Allá arriba, en la cresta de la colina,

está sentado el viejo Rey;

tan gris ahora y tan viejo

que casi ha perdido el seso.

Allingham
,
Las hadas

Los primeros años que siguieron a lo que Russell Eigenblick consideraba como su entronización fueron los más difíciles que cualquier ser humano de ese entonces viviría para conocer, o así les parecería a ellos, mirando hacia atrás. Súbitas tormentas de nieve estallaron el día de noviembre en que, en contra de una oposición simbólica, fue elegido presidente, y parecía que no fueran a amainar nunca más. No es posible que siempre haya sido invierno en aquellos años, el verano debió de llegar como siempre a su tiempo, pero la sensación universal, lo que la gente recordaba en todas partes, eran inviernos: los inviernos más largos, más fríos, más despiadados que jamás se conocieran, un continuo invierno. Todas las privaciones que a su pesar imponía el Tirano, o que con alevosía infligían sus oponentes en sus revueltas contra él, eran más duras de sobrellevar a causa del invierno, de los meses y meses de aguanieve y lodo escarchado que frustraban constantemente cualquier empresa.

El invierno convertía en aventuras temibles, desalentadoras, el movimiento de camiones, el tránsito, de mercancías, de tropas de uniforme pardo; por todas partes, grabándose en la memoria con trazos indelebles, había apretados corrillos y colas de refugiados, envueltos en andrajos contra el frío; los trenes detenidos, los aviones agazapados en tierra; las nuevas fronteras en donde filas y filas de vehículos enfangados, exhalando aire frío por los tubos de escape, esperaban para ser requisados por unos guardias abrigados hasta los dientes. La escasez de todo, la lucha sin cuartel, las dificultades e incertidumbres agravadas por el frío interminable, desolador. Y la sangre de los mártires y los reaccionarios coagulada sobre la nieve sucia de las plazas de la Ciudad.

En Bosquedelinde, la casona se sometía a las indignidades: el agua congelada en las cañerías anticuadas; todo un piso clausurado, el polvo frío amontonándose en sus cuartos deshabitados; los braseros negros y melancólicos acuclillados delante de las chimeneas de mármol; y, peor aún, las láminas de plástico claveteadas por primera vez con chinches, en docenas de ventanas, transformando cada día en un día de niebla.

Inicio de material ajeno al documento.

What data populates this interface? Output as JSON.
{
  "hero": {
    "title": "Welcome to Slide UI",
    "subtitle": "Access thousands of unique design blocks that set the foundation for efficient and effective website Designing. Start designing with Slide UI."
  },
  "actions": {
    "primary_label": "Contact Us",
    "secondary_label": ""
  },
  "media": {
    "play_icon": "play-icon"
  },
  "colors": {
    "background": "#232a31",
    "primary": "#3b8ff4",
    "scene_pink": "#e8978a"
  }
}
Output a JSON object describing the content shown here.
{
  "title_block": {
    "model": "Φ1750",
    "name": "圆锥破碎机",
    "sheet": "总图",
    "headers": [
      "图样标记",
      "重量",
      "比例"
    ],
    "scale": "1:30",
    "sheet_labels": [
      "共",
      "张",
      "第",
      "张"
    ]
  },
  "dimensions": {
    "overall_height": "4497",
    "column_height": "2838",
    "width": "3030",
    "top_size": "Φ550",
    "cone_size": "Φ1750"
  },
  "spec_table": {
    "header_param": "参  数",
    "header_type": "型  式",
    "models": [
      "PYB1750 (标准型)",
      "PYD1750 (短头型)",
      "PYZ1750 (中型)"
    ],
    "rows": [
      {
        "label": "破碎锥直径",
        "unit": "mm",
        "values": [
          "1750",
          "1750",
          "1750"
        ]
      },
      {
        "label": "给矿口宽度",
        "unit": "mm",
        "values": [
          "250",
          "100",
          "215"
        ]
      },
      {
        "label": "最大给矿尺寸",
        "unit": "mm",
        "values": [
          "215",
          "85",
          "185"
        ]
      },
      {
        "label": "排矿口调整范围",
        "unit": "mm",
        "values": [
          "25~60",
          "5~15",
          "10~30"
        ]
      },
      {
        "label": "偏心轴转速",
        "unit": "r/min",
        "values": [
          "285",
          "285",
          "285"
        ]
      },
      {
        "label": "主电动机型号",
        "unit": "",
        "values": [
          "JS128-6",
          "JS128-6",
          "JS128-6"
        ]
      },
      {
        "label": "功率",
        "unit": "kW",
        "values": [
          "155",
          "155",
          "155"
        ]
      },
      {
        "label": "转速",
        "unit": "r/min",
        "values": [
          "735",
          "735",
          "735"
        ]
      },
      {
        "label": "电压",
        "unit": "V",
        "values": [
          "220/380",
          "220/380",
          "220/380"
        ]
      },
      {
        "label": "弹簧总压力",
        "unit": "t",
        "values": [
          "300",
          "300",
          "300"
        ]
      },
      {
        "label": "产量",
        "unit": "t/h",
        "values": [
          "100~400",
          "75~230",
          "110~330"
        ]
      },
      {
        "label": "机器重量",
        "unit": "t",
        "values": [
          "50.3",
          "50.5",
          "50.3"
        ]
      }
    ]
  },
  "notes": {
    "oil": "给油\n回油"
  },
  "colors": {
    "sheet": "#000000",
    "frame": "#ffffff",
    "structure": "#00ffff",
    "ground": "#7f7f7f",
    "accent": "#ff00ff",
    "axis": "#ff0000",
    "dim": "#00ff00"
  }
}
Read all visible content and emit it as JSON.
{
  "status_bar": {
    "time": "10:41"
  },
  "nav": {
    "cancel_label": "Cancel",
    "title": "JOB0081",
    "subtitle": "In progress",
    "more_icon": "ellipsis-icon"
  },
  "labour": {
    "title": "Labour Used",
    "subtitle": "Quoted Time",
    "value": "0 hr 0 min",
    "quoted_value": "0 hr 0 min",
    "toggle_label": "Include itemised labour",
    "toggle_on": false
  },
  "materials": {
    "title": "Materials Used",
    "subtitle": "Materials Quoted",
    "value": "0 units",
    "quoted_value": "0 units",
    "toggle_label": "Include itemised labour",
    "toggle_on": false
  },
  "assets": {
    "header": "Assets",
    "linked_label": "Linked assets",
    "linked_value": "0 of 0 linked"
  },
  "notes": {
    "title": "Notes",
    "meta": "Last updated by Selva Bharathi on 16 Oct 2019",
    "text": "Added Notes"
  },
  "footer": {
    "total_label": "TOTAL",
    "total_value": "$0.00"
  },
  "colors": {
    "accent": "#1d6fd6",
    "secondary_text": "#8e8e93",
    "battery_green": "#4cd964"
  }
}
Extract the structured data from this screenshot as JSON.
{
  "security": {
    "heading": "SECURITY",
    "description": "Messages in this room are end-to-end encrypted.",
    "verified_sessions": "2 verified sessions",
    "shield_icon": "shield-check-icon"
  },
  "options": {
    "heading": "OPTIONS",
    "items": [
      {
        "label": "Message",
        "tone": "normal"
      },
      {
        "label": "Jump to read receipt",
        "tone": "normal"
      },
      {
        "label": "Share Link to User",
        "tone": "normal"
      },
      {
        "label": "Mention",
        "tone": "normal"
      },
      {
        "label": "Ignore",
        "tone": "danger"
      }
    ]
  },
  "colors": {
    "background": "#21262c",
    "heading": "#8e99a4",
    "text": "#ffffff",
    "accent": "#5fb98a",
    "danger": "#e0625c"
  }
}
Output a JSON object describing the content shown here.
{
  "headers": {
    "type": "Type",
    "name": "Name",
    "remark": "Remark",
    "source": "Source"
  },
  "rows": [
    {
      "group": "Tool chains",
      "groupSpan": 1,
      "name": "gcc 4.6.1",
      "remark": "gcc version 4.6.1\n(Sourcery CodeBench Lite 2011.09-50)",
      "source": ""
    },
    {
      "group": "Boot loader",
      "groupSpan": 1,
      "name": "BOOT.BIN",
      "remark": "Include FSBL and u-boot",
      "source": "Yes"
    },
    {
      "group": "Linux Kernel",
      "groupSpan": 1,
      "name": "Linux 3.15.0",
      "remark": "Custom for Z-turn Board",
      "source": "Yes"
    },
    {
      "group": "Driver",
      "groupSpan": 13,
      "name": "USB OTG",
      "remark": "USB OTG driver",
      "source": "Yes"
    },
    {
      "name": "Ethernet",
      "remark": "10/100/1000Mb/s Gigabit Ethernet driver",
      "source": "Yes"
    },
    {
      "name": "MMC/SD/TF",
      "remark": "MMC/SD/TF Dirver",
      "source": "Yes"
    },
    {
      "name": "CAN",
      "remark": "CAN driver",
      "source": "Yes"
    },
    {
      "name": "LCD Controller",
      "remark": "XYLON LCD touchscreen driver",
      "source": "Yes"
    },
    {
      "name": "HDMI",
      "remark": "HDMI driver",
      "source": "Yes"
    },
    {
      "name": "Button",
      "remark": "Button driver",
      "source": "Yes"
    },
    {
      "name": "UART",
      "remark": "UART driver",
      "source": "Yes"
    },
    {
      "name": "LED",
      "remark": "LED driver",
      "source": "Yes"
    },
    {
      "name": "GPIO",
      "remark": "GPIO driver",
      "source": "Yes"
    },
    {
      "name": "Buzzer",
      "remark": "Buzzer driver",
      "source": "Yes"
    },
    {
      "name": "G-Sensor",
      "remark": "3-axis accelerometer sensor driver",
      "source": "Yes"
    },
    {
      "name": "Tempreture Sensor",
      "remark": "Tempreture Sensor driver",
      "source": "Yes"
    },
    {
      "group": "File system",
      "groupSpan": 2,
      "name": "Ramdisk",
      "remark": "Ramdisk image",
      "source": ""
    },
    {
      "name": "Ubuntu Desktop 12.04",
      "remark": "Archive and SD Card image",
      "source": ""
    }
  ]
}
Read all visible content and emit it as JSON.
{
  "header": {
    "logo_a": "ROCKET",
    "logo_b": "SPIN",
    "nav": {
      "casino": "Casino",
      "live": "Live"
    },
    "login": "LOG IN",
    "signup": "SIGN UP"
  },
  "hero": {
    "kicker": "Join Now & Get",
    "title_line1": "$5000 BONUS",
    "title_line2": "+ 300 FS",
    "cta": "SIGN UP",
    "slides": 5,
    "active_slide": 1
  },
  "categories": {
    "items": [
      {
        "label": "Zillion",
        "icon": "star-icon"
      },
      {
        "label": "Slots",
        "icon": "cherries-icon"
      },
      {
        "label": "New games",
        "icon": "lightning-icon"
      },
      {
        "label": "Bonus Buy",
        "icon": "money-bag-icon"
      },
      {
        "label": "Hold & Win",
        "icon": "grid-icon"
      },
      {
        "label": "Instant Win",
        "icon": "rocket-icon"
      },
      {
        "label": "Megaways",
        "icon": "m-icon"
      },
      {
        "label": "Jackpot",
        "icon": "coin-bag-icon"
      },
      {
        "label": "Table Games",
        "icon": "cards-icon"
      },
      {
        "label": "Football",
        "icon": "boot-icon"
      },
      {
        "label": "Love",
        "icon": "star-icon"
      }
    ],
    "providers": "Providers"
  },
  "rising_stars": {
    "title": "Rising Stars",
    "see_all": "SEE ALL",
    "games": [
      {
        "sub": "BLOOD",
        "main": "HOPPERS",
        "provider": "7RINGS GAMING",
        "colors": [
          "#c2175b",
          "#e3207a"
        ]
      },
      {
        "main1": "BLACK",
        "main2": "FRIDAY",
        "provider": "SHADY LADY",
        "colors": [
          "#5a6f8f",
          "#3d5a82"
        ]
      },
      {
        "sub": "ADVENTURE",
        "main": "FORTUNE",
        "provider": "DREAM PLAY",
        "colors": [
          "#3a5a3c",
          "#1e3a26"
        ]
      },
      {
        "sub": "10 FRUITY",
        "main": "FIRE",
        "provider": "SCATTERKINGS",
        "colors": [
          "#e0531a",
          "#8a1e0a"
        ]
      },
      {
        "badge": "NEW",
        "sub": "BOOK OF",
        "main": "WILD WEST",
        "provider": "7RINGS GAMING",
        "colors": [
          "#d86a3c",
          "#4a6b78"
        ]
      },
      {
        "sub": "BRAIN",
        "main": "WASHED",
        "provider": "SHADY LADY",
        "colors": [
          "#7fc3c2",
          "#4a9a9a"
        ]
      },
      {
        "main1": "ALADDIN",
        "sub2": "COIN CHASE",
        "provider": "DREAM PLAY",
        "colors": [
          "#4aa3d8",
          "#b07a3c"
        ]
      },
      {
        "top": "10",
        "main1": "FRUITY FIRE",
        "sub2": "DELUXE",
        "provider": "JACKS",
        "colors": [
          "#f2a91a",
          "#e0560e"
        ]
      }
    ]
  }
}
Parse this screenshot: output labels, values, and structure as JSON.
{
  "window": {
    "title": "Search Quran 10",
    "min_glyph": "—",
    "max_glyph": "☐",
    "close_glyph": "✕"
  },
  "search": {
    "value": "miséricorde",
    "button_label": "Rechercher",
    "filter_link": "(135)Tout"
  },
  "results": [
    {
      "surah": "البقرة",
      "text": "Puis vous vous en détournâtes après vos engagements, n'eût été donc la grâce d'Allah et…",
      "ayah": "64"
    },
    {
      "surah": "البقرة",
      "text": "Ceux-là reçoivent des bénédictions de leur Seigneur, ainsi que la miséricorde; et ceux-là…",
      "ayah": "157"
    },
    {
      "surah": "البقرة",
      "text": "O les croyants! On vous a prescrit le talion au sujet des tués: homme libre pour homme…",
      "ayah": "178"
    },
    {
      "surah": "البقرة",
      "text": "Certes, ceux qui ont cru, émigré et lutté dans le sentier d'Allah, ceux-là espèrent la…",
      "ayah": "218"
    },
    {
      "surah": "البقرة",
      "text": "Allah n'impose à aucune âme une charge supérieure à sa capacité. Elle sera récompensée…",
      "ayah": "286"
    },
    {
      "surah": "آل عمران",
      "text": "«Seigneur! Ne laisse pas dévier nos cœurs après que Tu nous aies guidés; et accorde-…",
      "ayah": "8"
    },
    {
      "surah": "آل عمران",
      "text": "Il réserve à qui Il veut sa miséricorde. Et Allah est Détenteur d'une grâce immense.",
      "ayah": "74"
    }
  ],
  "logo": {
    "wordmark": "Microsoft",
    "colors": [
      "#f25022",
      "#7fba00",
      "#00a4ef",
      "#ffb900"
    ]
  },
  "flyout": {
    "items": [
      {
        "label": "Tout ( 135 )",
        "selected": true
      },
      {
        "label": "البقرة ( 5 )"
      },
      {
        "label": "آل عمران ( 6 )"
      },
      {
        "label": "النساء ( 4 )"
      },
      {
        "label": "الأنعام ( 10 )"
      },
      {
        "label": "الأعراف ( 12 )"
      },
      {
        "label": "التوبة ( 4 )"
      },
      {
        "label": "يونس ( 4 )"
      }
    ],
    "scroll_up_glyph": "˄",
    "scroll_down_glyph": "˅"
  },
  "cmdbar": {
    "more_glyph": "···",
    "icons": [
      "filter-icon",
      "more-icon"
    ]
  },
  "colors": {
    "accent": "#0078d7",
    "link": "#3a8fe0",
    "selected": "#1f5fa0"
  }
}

Una noche, Fumo, al oír ruidos en el erial del huerto, salió a ver y sorprendió con su linterna a una criatura famélica, una alimaña larga, grisácea, los ojos inyectados en sangre, la boca echando baba, muerta de frío y de hambre. Un perro abandonado, sugirieron los demás, o algo por el estilo; pero sólo Fumo lo había visto, y Fumo dudaba.

Inviernos

Había un cacharro con agua encima de la estufa instalada en la antigua sala de música, para ayudar a impedir que la sequedad continuase agrietando el artesonado del cielo raso. Un gran cajón de madera, una chapuza de carpintería de Fumo, contenía la leña para alimentar el brasero, y entre ambos, la leñera y el brasero, conferían un aire «fiebre del oro» a la encantadora estancia. Rudy Torrente había talado los troncos, y se había talado a sí mismo en la operación: se había caído de bruces con la sierra de cadena todavía en la mano, y muerto antes de tocar el suelo que (eso contó Robin, que había cambiado mucho desde que presenciara la escena) había temblado cuando el cuerpo de Rudy chocó contra él. Sophie, cuando se levantaba de su silla junto a la mesa de juego para alimentar al insaciable Moloch, tenía la horrible o al menos extraña sensación de que eran pedazos de Rudy y no de su parcela de bosque lo que le echaba en las fauces.

Cincuenta y dos

El trabajo consumía a los hombres. No habían sido así las cosas cuando Sophie era joven. No sólo Robin, sino también Sonny Mediodía y muchos otros que en los viejos tiempos de prosperidad habrían tal vez abandonado las granjas que sus padres cultivaran, regresaban ahora, sospechando que, de no tener esos acres de tierra, no tendrían nada. Rudy, después de todo, había sido una excepción: para la vieja generación la vida había sido un horizonte de infinitas posibilidades, de cambios súbitos siempre para mejor, de libertad y bienestar. Los jóvenes veían las cosas de otra manera. Su lema era, tenía por fuerza que ser, la vieja consigna de Consumir, Agotar. Y esa norma se aplicaba en todos los ámbitos de la vida: Fumo, cumpliendo con su parte, había decidido rebajar los arrendamientos o mantenerlos en suspenso indefinidamente. Y la casa delataba ese estado de cosas: estaba, o parecía estar, consumiéndose. Sophie, ciñéndose la gruesa pañoleta, alzó un instante los ojos hacia la mano y el brazo esqueléticos que dibujaban las grietas a través del techo; luego volvió a estudiar las cartas.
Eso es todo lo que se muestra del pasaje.